US House Representative Eric Cantor criticized President Barack Obama's foreign policy Monday by citing the lateness of US actions against the Nazis in World War II.
"Hitler's rise and conquest of Europe did not come as a surprise... We must not repeat the same mistake by reducing our preparedness, accepting the notion that we are one of many or ceding global leadership to others," Cantor said during a speech at the Virginia Military Institute.
"We mustn’t let ourselves be lulled into complacency again or forget the lessons of history," he added.
"American foreign policy should not be guided by hollow rhetoric, unwise or moveable timelines, and unenforced red lines," Cantor asserted. "Instead, it should be driven by clear principles: protect the homeland, defend our allies, and advance freedom, democracy and human rights abroad, while maintaining a military superiority that cannot be matched."
Cantor cautioned against Iran's "evil and hateful ideologies," saying “I can imagine few more destabilizing moments in world history than Iran on the threshold of being a nuclear power."
If given the opportunity, Cantor cautioned, "Iran’s leaders would make good on their call to wipe Israel off the map, and armed with nuclear weapons would be a threat to all within range of their missiles, which someday soon may include our own shores."
"An America that leads is an America that must work to restore the badly eroded international pressure on Tehran," he said. "We should lay the groundwork now for additional sanctions in the event Iran violates the terms of the interim agreement."
Cantor also talked about the delegation he led to the Auschwitz and Birkenau extermination camps.
"As an American and a Jew, I was struck by a torrent of emotions filled with horror, pride, and regret," he said.

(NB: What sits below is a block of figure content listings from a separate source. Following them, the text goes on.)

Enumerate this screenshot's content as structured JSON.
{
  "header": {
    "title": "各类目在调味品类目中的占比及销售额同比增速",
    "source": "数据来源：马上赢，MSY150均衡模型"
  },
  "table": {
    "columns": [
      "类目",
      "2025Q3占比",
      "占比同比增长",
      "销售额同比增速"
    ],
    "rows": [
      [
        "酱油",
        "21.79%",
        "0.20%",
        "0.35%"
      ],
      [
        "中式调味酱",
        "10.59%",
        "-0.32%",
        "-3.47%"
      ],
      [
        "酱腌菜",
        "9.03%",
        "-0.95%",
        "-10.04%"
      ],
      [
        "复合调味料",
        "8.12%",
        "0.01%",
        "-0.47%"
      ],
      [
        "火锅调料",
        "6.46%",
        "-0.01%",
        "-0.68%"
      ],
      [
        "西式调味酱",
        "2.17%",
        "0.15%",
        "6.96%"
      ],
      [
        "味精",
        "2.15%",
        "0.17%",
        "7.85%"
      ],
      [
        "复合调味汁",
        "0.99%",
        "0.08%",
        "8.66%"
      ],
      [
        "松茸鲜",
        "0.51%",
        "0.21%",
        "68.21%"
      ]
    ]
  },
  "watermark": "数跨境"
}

"Horror at the scale of the camps, at the industrialization of human slaughter. These death camps are places of pure evil, cauldrons of hatred that even today shock the conscience at how brutal human beings can become when left unchecked," Cantor continued. "Pride in America’s role in liberating Europe from Nazism and ending the Holocaust."
“And, standing there as the frigid wind swept through the eerily quiet ruins of the camp, I could not help but regret that American action in World War II came too late to save countless millions of innocent lives," he added.